Read Rheims of The White Road to Verdun, free online book, by Kathleen Burke, on ReadCentral.com.

We slept that night at Epernay, in the heart of the Champagne district. The soil of France is doing its best to keep the vines in perfect condition and to provide a good vintage to be drunk later to celebrate the victory of France and her Allies. The keeping of the roads in good condition is necessary for the rapid carrying out of operations on the Front, and a “marmite” hole is promptly filled if by a lucky shot the German batteries happen to tear up the roadway. We were proceeding casually along one road when a young officer rode up to us and told us to put on speed because we were under fire from a German battery which daily landed one or two shells in that particular portion of the roadway. It is wonderful how obedient one becomes at times! We promptly proceeded to hasten! After visiting General Debeney and obtaining from him the necessary authorisation and an officer escort, we entered Rheims.

The cathedral is now the home of pigeons, and as they fly in and out of the blackened window-frames small pieces of the stained glass tinkle down on to the floor. The custodian of the cathedral told us that during the night of terror the German wounded, lying in the cathedral, not realising the strength and beauty of the French character under adversity, feared, seeing the cathedral in flames, that the populace might wreak vengeance on them, and that it was exceedingly difficult to get them to leave the cathedral. Many of the prisoners fled into corners and hid, and some of them even penetrated into the palace of the Archbishop, which was in flames. All the world knows and admires the bravery of the cure of the cathedral, M. Landrieux, who took upon himself the defence of the prisoners, for fear insults might be hurled at them. He knowingly risked his life, but when, next day, some of his confreres endeavoured to praise him he replied: “My friends, I never before realised how easy it was to die.”

One of the churches in the city was heavily draped in black, and I asked the sacristan if they had prepared for the funeral of a prominent citizen. He told me that they were that day bringing home the body of a young man of high birth of the neighbourhood, but that it was not for him that the church was decked in mourning.

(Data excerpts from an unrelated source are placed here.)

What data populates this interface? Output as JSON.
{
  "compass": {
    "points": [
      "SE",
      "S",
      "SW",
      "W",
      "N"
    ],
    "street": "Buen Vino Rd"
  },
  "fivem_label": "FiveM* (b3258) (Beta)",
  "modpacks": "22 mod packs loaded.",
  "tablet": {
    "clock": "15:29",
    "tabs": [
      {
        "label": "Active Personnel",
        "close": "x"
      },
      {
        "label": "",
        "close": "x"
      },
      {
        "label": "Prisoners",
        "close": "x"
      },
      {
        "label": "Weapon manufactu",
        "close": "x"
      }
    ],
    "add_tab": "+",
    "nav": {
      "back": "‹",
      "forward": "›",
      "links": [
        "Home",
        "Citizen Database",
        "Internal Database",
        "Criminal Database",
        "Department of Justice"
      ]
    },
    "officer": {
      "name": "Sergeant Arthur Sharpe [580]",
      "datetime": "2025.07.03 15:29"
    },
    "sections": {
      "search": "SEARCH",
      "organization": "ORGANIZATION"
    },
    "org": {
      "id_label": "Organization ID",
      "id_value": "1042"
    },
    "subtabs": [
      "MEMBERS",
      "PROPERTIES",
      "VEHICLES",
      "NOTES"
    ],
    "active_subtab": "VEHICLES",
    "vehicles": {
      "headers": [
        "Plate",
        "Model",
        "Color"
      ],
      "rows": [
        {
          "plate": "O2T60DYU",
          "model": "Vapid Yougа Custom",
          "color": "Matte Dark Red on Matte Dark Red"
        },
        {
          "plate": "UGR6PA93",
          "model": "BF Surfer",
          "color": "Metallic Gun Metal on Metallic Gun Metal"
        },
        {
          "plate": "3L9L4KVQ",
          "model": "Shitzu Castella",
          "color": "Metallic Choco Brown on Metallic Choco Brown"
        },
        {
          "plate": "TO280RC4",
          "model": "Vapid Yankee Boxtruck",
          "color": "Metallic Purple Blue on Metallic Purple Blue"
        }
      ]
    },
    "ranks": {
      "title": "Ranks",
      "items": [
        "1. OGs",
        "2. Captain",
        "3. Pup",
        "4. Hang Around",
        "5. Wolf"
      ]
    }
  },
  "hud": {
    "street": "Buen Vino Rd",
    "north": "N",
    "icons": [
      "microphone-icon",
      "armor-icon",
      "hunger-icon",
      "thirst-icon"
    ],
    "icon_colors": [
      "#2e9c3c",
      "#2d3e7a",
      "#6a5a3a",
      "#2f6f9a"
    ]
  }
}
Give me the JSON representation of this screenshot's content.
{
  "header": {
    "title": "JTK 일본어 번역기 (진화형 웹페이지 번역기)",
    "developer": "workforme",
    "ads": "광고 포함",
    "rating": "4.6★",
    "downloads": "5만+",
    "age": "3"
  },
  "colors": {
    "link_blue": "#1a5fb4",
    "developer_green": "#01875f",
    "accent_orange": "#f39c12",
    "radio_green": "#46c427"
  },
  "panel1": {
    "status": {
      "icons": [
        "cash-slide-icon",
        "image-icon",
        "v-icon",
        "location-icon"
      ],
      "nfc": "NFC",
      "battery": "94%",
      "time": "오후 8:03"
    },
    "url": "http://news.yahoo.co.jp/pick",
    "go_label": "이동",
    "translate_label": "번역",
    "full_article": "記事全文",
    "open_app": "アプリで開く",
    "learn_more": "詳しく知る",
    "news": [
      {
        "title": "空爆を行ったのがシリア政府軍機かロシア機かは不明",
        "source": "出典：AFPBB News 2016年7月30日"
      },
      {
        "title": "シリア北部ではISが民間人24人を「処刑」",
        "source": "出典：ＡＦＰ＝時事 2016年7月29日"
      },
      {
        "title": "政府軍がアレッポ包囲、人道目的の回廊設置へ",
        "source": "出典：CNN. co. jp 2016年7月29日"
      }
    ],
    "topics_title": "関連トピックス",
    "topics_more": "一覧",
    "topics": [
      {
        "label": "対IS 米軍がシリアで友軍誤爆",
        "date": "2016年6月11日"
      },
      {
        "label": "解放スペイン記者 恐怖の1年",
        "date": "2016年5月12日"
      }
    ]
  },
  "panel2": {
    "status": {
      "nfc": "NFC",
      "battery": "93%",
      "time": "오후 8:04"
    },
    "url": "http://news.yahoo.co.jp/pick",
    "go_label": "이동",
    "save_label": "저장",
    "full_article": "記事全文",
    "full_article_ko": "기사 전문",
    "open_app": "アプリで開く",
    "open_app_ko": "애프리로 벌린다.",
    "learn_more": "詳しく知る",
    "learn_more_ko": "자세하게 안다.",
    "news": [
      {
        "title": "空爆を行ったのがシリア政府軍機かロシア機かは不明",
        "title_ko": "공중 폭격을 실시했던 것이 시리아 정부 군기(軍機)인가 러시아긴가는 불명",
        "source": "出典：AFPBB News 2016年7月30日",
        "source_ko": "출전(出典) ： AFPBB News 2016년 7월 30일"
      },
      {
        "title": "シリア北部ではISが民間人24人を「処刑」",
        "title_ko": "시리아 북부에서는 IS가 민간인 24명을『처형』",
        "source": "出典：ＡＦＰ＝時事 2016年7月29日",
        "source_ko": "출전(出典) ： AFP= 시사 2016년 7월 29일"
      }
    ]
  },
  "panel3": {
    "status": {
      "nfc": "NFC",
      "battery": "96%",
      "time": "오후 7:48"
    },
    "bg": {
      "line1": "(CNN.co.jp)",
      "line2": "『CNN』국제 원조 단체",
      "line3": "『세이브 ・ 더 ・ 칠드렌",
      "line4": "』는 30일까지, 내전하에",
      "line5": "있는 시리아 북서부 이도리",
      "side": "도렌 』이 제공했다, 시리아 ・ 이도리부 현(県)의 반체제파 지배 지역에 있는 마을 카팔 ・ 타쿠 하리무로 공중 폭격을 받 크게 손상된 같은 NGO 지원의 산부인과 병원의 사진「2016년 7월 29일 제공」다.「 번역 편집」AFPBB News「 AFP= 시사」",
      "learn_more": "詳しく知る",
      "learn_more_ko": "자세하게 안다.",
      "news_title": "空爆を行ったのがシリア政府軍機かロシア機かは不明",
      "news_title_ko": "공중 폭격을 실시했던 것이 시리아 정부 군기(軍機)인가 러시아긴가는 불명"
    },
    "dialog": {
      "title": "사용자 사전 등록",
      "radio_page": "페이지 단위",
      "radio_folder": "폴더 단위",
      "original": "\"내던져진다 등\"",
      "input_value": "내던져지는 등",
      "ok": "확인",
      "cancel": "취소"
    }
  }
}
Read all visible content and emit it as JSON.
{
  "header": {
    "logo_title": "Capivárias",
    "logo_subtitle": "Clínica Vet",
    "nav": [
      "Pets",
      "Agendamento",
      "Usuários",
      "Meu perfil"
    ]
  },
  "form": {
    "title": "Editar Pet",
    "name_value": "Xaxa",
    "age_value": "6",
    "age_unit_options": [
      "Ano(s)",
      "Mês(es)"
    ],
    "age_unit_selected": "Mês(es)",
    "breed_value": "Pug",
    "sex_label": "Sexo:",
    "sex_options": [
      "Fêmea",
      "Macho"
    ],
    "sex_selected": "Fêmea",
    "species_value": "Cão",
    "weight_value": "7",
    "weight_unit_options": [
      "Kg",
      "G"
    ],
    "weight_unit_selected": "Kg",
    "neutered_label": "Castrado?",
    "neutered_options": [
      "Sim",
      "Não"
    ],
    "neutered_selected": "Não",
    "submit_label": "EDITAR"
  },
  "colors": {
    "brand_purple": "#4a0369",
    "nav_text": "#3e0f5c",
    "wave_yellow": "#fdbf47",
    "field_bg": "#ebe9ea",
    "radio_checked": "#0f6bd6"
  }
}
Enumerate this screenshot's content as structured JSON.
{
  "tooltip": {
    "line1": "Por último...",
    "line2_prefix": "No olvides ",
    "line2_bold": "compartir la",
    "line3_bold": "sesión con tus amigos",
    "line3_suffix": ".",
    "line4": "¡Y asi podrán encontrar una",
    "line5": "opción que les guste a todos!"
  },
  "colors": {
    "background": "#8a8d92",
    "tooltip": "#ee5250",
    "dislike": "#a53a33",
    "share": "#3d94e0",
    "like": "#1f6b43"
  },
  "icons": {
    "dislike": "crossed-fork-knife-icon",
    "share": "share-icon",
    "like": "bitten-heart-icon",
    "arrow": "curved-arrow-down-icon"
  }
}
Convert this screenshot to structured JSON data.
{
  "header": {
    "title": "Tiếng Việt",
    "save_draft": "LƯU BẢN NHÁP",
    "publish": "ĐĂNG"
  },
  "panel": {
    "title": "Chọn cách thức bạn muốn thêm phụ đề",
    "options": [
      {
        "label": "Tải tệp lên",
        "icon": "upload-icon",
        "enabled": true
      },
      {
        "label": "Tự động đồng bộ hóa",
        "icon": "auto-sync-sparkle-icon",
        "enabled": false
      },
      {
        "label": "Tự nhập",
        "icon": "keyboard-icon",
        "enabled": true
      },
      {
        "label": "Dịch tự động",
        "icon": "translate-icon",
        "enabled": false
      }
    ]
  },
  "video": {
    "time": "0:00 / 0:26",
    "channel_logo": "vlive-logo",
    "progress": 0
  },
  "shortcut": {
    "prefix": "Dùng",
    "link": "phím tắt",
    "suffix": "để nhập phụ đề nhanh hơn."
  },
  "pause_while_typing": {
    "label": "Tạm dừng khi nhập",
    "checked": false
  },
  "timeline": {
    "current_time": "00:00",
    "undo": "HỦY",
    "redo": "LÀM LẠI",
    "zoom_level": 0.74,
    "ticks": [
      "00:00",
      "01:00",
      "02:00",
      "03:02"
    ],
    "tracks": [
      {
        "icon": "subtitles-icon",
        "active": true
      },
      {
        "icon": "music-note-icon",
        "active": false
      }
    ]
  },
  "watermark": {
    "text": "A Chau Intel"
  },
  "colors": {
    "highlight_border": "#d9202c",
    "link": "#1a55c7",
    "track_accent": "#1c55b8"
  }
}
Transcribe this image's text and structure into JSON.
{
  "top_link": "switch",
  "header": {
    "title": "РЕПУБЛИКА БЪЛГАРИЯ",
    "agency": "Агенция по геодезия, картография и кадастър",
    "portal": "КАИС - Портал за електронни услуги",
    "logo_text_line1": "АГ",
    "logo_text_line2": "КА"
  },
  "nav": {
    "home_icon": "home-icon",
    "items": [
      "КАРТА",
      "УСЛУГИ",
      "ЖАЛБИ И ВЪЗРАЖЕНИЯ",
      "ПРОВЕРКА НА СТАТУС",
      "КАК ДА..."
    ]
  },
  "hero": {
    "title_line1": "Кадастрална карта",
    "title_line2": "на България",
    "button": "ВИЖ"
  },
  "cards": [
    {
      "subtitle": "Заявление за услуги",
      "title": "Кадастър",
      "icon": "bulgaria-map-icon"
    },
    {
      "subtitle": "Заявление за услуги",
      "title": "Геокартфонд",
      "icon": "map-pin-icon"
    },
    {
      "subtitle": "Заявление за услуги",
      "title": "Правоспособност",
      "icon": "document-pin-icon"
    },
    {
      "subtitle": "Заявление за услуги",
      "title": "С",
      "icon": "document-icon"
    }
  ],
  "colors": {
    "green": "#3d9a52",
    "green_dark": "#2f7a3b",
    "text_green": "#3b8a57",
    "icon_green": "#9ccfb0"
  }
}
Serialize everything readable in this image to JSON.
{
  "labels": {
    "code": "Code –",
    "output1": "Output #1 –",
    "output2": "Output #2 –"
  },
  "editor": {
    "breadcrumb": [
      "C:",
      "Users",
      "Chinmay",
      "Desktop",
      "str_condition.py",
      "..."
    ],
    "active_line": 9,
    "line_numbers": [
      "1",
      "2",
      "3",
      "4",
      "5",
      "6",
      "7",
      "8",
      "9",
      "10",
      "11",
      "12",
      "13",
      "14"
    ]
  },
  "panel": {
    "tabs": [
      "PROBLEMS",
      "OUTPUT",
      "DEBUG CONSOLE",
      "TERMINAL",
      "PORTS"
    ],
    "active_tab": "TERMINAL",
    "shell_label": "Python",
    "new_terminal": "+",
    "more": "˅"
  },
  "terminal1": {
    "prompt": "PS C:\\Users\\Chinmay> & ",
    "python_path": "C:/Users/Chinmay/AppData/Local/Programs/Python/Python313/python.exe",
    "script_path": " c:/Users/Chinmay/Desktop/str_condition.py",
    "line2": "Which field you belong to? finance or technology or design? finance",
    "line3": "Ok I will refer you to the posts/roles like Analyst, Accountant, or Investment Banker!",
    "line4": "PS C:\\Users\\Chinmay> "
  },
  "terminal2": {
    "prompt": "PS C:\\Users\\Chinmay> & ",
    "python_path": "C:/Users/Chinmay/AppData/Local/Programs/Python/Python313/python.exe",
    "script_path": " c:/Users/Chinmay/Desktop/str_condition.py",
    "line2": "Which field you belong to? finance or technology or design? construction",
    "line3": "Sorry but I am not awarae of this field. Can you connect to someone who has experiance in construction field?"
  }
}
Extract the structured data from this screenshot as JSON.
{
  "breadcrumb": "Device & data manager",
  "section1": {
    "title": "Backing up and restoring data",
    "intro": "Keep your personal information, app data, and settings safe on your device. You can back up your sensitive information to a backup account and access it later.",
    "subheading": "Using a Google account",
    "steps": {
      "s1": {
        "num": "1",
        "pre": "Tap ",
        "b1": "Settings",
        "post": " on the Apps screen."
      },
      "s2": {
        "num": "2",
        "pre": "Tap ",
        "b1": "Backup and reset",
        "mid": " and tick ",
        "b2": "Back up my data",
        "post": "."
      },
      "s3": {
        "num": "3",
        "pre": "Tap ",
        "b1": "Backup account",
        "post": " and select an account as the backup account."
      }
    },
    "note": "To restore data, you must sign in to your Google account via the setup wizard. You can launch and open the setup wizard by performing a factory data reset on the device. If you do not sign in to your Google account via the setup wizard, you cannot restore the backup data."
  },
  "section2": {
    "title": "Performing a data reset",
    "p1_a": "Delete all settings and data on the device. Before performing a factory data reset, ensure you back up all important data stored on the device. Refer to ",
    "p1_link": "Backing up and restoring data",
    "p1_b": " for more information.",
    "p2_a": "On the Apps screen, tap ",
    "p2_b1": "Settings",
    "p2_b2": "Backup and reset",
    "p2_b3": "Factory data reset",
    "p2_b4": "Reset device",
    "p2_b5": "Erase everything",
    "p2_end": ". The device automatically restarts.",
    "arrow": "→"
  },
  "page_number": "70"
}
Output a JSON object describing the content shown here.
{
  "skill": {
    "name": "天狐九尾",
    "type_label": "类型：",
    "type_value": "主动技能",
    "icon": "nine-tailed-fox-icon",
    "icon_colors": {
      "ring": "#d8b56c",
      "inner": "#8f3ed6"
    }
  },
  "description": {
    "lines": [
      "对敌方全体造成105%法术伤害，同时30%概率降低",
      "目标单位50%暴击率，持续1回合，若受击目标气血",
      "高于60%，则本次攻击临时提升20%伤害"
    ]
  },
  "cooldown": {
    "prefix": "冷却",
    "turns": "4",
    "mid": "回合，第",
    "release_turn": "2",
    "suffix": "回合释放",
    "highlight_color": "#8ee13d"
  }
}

The draperies had hung there since August, 1914 “Since every son of Rheims who is brought home is as noble as the one who comes to-day, and alas! nearly every day brings us one of our children.”

We lunched in the hotel before the cathedral, where each shell hole has an ordinary white label stuck beside it with the date. The landlord remarked: “If you sit here long enough, and have the good luck to be in some safe part of the building, you may be able to go and stick a label on a hole yourself.”

After lunch we went out to the Chateau Polignac. To a stranger it would appear to be almost entirely destroyed, but when M. de Polignac visited it recently he simply remarked that it was “less spoilt than he had imagined.” This was just one other example of the thousands one meets daily of the spirit of noble and peasant, “de ne pas s’en faire” but to keep only before them the one idea, Victory for France, no matter what may be the cost.

We went later to call on the “75,” chez elle. Madame was in a particularly comfortable home which had been prepared for her and where she was safe from the inquisitive eyes of the Taubes. The men of the battery were sitting round their guns, singing a somewhat lengthy ditty, each verse ending with a declamation and a description of the beauty of “la belle Suzanne.” I asked them to whom Suzanne belonged and where the fair damsel resided. “Oh,” they replied, “we have no time to think of damsels called ‘Suzanne’ now. This is our Suzanne,” and the speaker affectionately gave an extra rub with his coat sleeve to the barrel of the “75.” By a wonderful system of trench work it is possible for the gunners, in case of necessity, to take refuge in the champagne vaults in the surrounding district, and it is in the champagne vaults that the children go daily to school, with their little gas masks hanging in bags on their arms. It appears that at first the tiny ones were frightened of the masks, but they soon asked, like their elders, to be also given a sack, and now one and all have learnt at the least alarm to put on their masks. There is no need to tell the children to hurry home. They realise that it is not wise to loiter in the streets for fear of the whistling shells. They are remarkably plucky, these small men and women of France.

During one furious bombardment the children were safe in the vaults, but one small citizen began to cry bitterly. He was reproached by his comrades for cowardice, but he replied indignantly: “I fear nothing for myself. I am safe here, but there is no cellar to our house, and oh, what will happen to the little mother?” The teacher reassured him by telling him that his mother would certainly take refuge in somebody’s else cellar.

On leaving Rheims we passed through various small hamlets where the houses had been entirely destroyed, and which now had the appearance of native villages, as the soldiers had managed to place thatched roofs on any place which had any semblance of walls standing.

At Villars Coterets the Guard Champêtre sounded the “Gare a Vous!” Four Taubes were passing overhead, so we took refuge in the hotel for tea. The enemy did no damage in that particular village, but in the next village of Crepy-en-Valois a bomb killed one child and injured five women.